People need to stop acting like they only have that 10k A100 cluster.
They are omega cracked on ML research and infra management but they aren’t doing it with that many fewer GPUs

DeepSeek explicitly states that

DeepSeek-V3 requires only 2.788M H800 GPU hours for its full training.

This seems unlikely to be a lie, the reputational damage would’ve motivated not mentioning amount of compute instead, but the most interesting thing about DeepSeek-V3 is precisely this claim, that its quality is possible with so little compute.

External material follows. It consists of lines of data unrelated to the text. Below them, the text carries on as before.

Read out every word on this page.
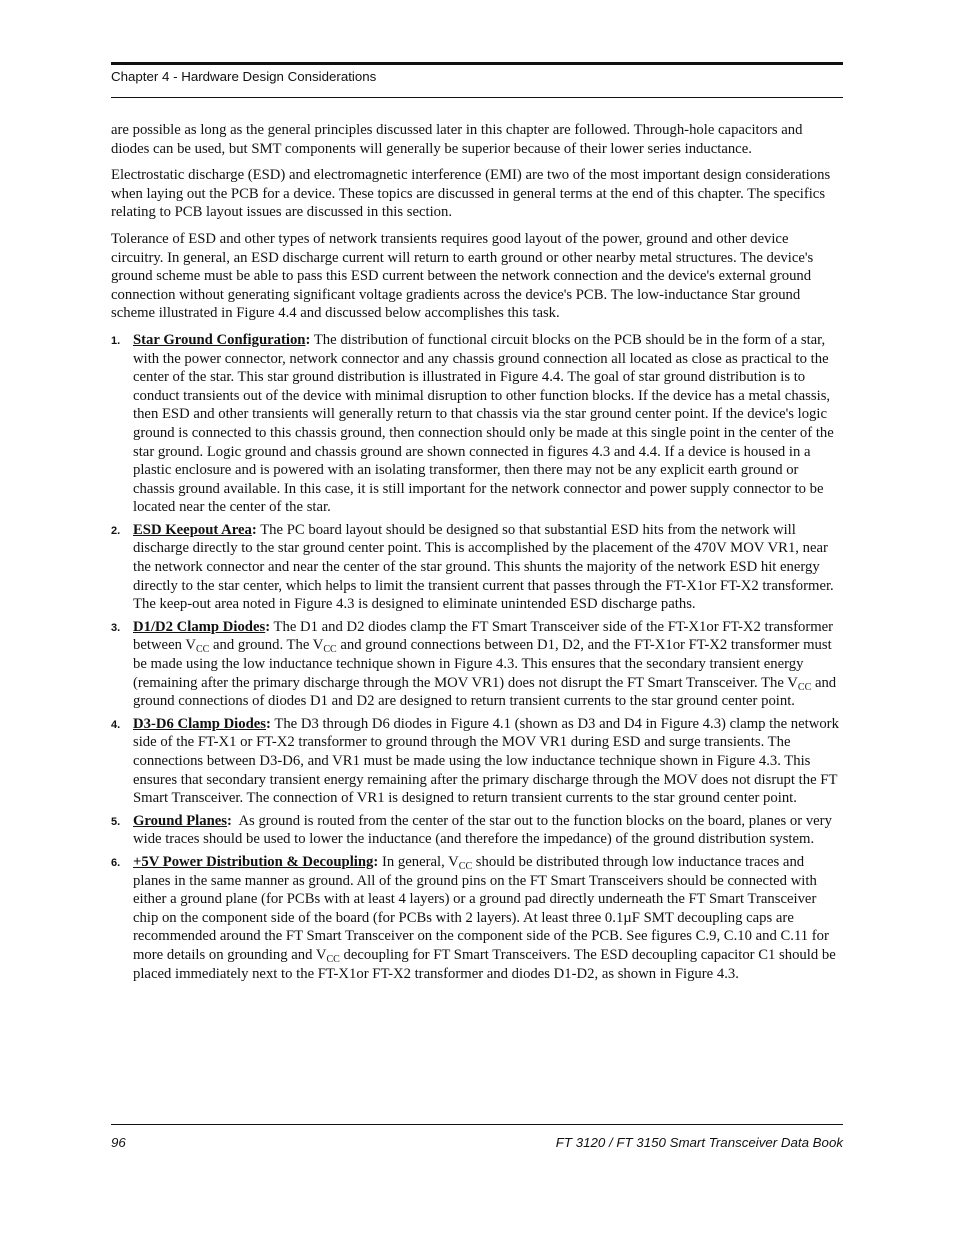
Chapter 4 - Hardware Design Considerations

are possible as long as the general principles discussed later in this chapter are followed. Through-hole capacitors and diodes can be used, but SMT components will generally be superior because of their lower series inductance.

Electrostatic discharge (ESD) and electromagnetic interference (EMI) are two of the most important design considerations when laying out the PCB for a device. These topics are discussed in general terms at the end of this chapter. The specifics relating to PCB layout issues are discussed in this section.

Tolerance of ESD and other types of network transients requires good layout of the power, ground and other device circuitry. In general, an ESD discharge current will return to earth ground or other nearby metal structures. The device's ground scheme must be able to pass this ESD current between the network connection and the device's external ground connection without generating significant voltage gradients across the device's PCB. The low-inductance Star ground scheme illustrated in Figure 4.4 and discussed below accomplishes this task.

1. Star Ground Configuration: The distribution of functional circuit blocks on the PCB should be in the form of a star, with the power connector, network connector and any chassis ground connection all located as close as practical to the center of the star. This star ground distribution is illustrated in Figure 4.4. The goal of star ground distribution is to conduct transients out of the device with minimal disruption to other function blocks. If the device has a metal chassis, then ESD and other transients will generally return to that chassis via the star ground center point. If the device's logic ground is connected to this chassis ground, then connection should only be made at this single point in the center of the star ground. Logic ground and chassis ground are shown connected in figures 4.3 and 4.4. If a device is housed in a plastic enclosure and is powered with an isolating transformer, then there may not be any explicit earth ground or chassis ground available. In this case, it is still important for the network connector and power supply connector to be located near the center of the star.
2. ESD Keepout Area: The PC board layout should be designed so that substantial ESD hits from the network will discharge directly to the star ground center point. This is accomplished by the placement of the 470V MOV VR1, near the network connector and near the center of the star ground. This shunts the majority of the network ESD hit energy directly to the star center, which helps to limit the transient current that passes through the FT-X1or FT-X2 transformer. The keep-out area noted in Figure 4.3 is designed to eliminate unintended ESD discharge paths.
3. D1/D2 Clamp Diodes: The D1 and D2 diodes clamp the FT Smart Transceiver side of the FT-X1or FT-X2 transformer between $V_{CC}$ and ground. The $V_{CC}$ and ground connections between D1, D2, and the FT-X1or FT-X2 transformer must be made using the low inductance technique shown in Figure 4.3. This ensures that the secondary transient energy (remaining after the primary discharge through the MOV VR1) does not disrupt the FT Smart Transceiver. The $V_{CC}$ and ground connections of diodes D1 and D2 are designed to return transient currents to the star ground center point.
4. D3-D6 Clamp Diodes: The D3 through D6 diodes in Figure 4.1 (shown as D3 and D4 in Figure 4.3) clamp the network side of the FT-X1 or FT-X2 transformer to ground through the MOV VR1 during ESD and surge transients. The connections between D3-D6, and VR1 must be made using the low inductance technique shown in Figure 4.3. This ensures that secondary transient energy remaining after the primary discharge through the MOV does not disrupt the FT Smart Transceiver. The connection of VR1 is designed to return transient currents to the star ground center point.
5. Ground Planes: As ground is routed from the center of the star out to the function blocks on the board, planes or very wide traces should be used to lower the inductance (and therefore the impedance) of the ground distribution system.
6. +5V Power Distribution & Decoupling: In general, $V_{CC}$ should be distributed through low inductance traces and planes in the same manner as ground. All of the ground pins on the FT Smart Transceivers should be connected with either a ground plane (for PCBs with at least 4 layers) or a ground pad directly underneath the FT Smart Transceiver chip on the component side of the board (for PCBs with 2 layers). At least three 0.1µF SMT decoupling caps are recommended around the FT Smart Transceiver on the component side of the PCB. See figures C.9, C.10 and C.11 for more details on grounding and $V_{CC}$ decoupling for FT Smart Transceivers. The ESD decoupling capacitor C1 should be placed immediately next to the FT-X1or FT-X2 transformer and diodes D1-D2, as shown in Figure 4.3.
96	FT 3120 / FT 3150 Smart Transceiver Data Book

Certainly designing the architecture, the data mix, and the training process that made it possible required much more compute than the final training run, so in total it cost much more to develop than $6 million. And the 50K H100/H800 system is one way to go about that, though renting a bunch of 512-GPU instances from various clouds probably would’ve sufficed as well.
- Knight Lee 27 Jan 2025 23:00 UTC
  1 point
  0
  Parent
  I see, thank you for the info!
  I don’t actually know about DeepSeek V3, I just felt “if I pointed out the $6 million claim in my argument, I shouldn’t hide the fact I watched a video which made myself doubt it.”
  I wanted to include the video as a caveat just in case the $6 million was wrong.
  Your explanation suggests the $6 million is still in the ballpark (for the final training run), so the concerns about a “software only singularity” are still very realistic.